- 54% of pending orders in the 100-pip range are to buy the pair
- 54% of traders are bearish on the Pound
- Important support lies near 1.3485
- Upcoming events: US Building Permits, US Current Account, US Housing Starts, US Import Prices m/m
The British Pound depreciated against the Greenback by 49 base points or 0.36% falling further to touch an intraday low at the 1.3483 mark, after the Bank of England's Governor Mark Carney delivered a speech on Monday.
Mark Carney provided no signs that could undermine the last week's BoE decision to keep key rates unchanged at 0.25%, but noted that the Central Bank would need to raise interest rates gradually and at a limited extent in the coming months given higher inflationary pressures and the lingering erosion of slack in the country's economy. The Bank of England's monetary stimulus withdrawal would be capable of returning inflation to its 2% target, down from the 2.9% registered in August.
US Building Permits
The economic calendar for September 19 includes various data releases from the Unites States of significant and intermediate importance, namely, the Building Permits, Housing Starts and Import Prices for the month of August at 1230GMT. In addition, the quarterly data on the US Current Account is likewise published at the same time.
GBP/USD falls as Carney speaks
As it was expected, a steady horizontal movement represented an anticipation of the speech that was delivered by Governor Carney yesterday. On the one hand, it did not let to the anticipated appreciation of the Pound.
But on the other hand, the plunge of the rate was expectedly neutralized by a combination of the 55-hour SMA and the monthly R2 at 1.3485. At the moment, the currency rate is not facing any resistance on its way up until the monthly R3, which is located at the 1.3701 level.
In contrast, the opposite direction contains a whole package of technical indicators, including the weekly PP and the approaching 100-hour SMA, which altogether form a combined support level. Accordingly, the Sterling is likely to continue to pave the path to the top.
Hourly chart
Following a reversal, the Pound halted at a support cluster formed by the 50.0% Fibo, the monthly R2 and the weekly PP circa 1.35. The given area provided a solid support for the rate and sent it for a surge early on Tuesday. The upside is restricted only by the monthly R3 at 1.3702, thus giving enough upside potential for this session.

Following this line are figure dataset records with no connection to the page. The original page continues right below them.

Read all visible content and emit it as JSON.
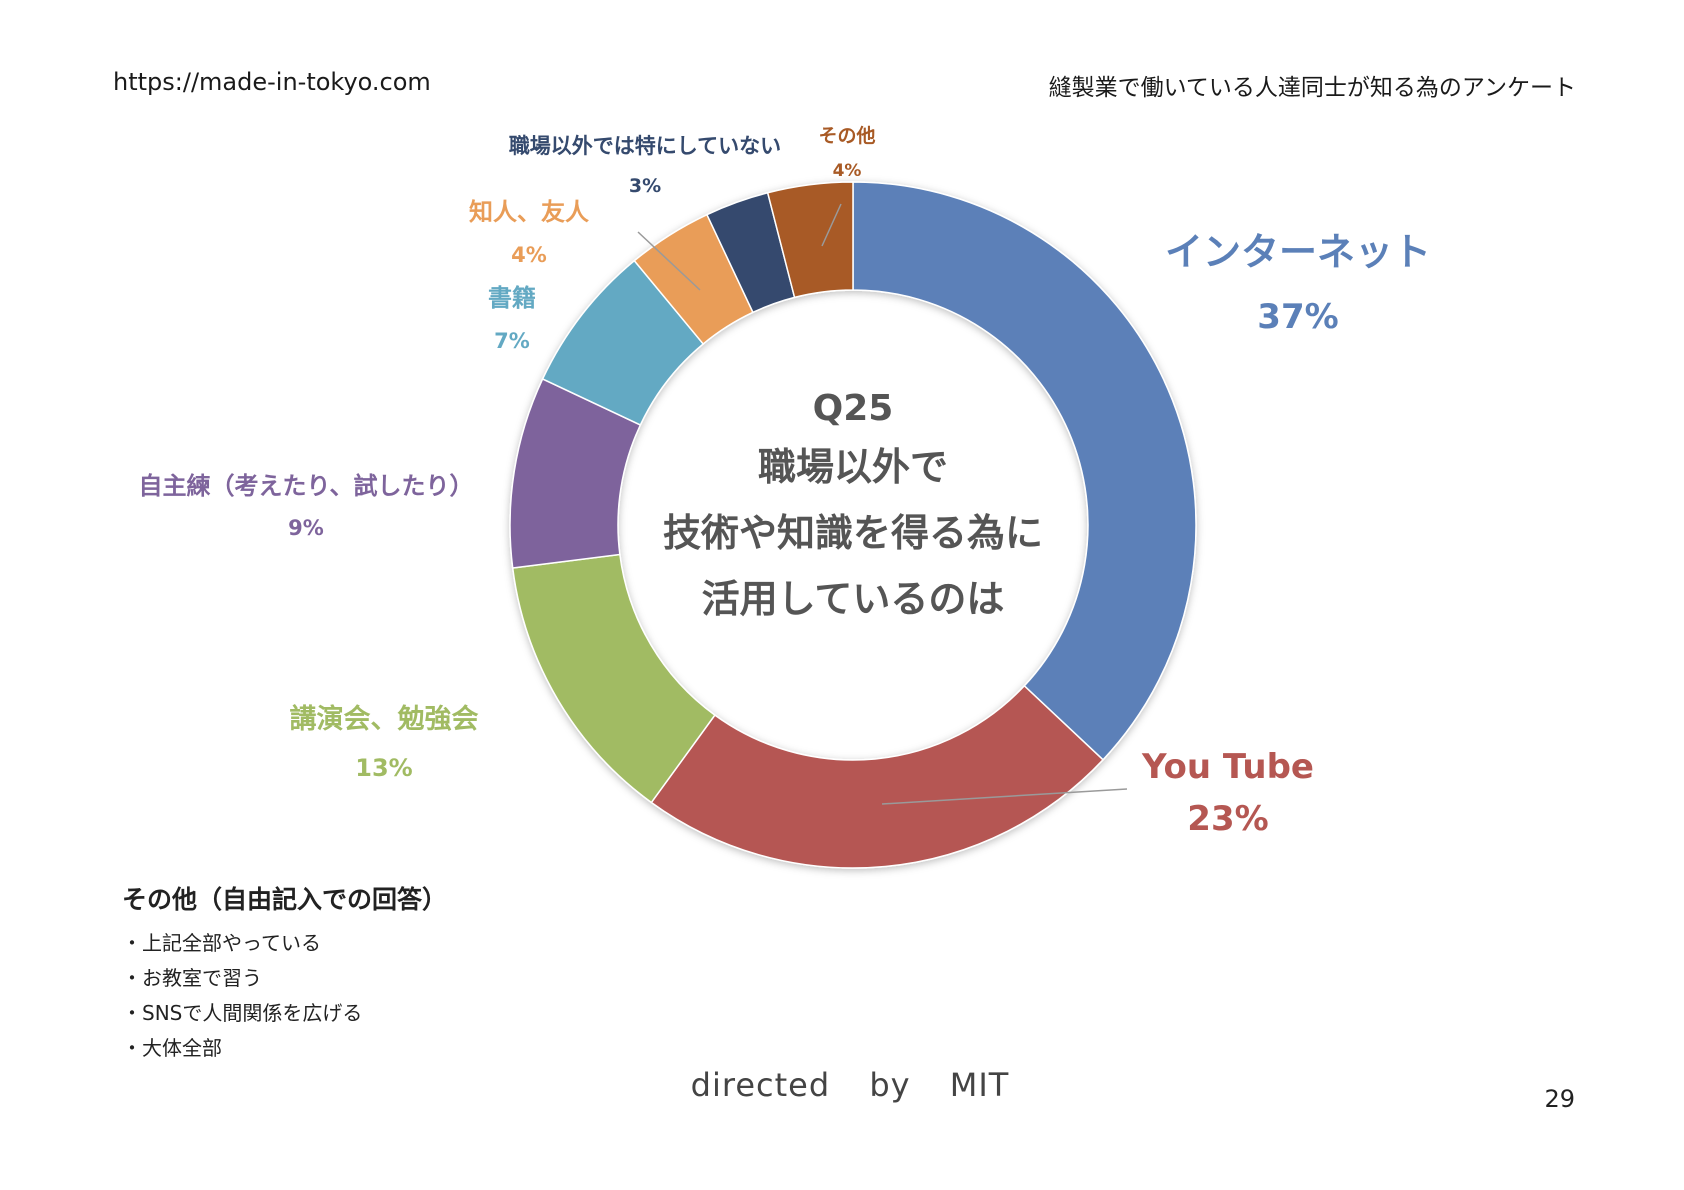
{
  "header": {
    "url": "https://made-in-tokyo.com",
    "title": "縫製業で働いている人達同士が知る為のアンケート"
  },
  "chart_data": {
    "type": "pie",
    "style": "donut",
    "center_text": [
      "Q25",
      "職場以外で",
      "技術や知識を得る為に",
      "活用しているのは"
    ],
    "slices": [
      {
        "label": "インターネット",
        "value": 37,
        "value_label": "37%",
        "color": "#5b80b8"
      },
      {
        "label": "You Tube",
        "value": 23,
        "value_label": "23%",
        "color": "#b55752"
      },
      {
        "label": "講演会、勉強会",
        "value": 13,
        "value_label": "13%",
        "color": "#a1bb63"
      },
      {
        "label": "自主練（考えたり、試したり）",
        "value": 9,
        "value_label": "9%",
        "color": "#7e649c"
      },
      {
        "label": "書籍",
        "value": 7,
        "value_label": "7%",
        "color": "#63a9c3"
      },
      {
        "label": "知人、友人",
        "value": 4,
        "value_label": "4%",
        "color": "#e99d58"
      },
      {
        "label": "職場以外では特にしていない",
        "value": 3,
        "value_label": "3%",
        "color": "#354a6e"
      },
      {
        "label": "その他",
        "value": 4,
        "value_label": "4%",
        "color": "#a85a25"
      }
    ]
  },
  "notes": {
    "title": "その他（自由記入での回答）",
    "items": [
      "・上記全部やっている",
      "・お教室で習う",
      "・SNSで人間関係を広げる",
      "・大体全部"
    ]
  },
  "footer": {
    "text": "directed by MIT"
  },
  "page_number": "29"
}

Meanwhile, the rate reaching the 1.36 mark has confirmed once again the existence of a long-term descending channel. This might suggest that the pair is likely to fall in the long-term.
Daily chart
Market sentiment more bearish
The bearish sentiment is currently dominating the market, as the number of short positions is 54%. Meanwhile, 57% of pending orders are still to buy the Pound.
On the other hand, OANDA traders are bearish on the pair, as 63% of open positions are short (-2%). Traders at Saxo Bank are likewise bearish with 70% short positions (+3%).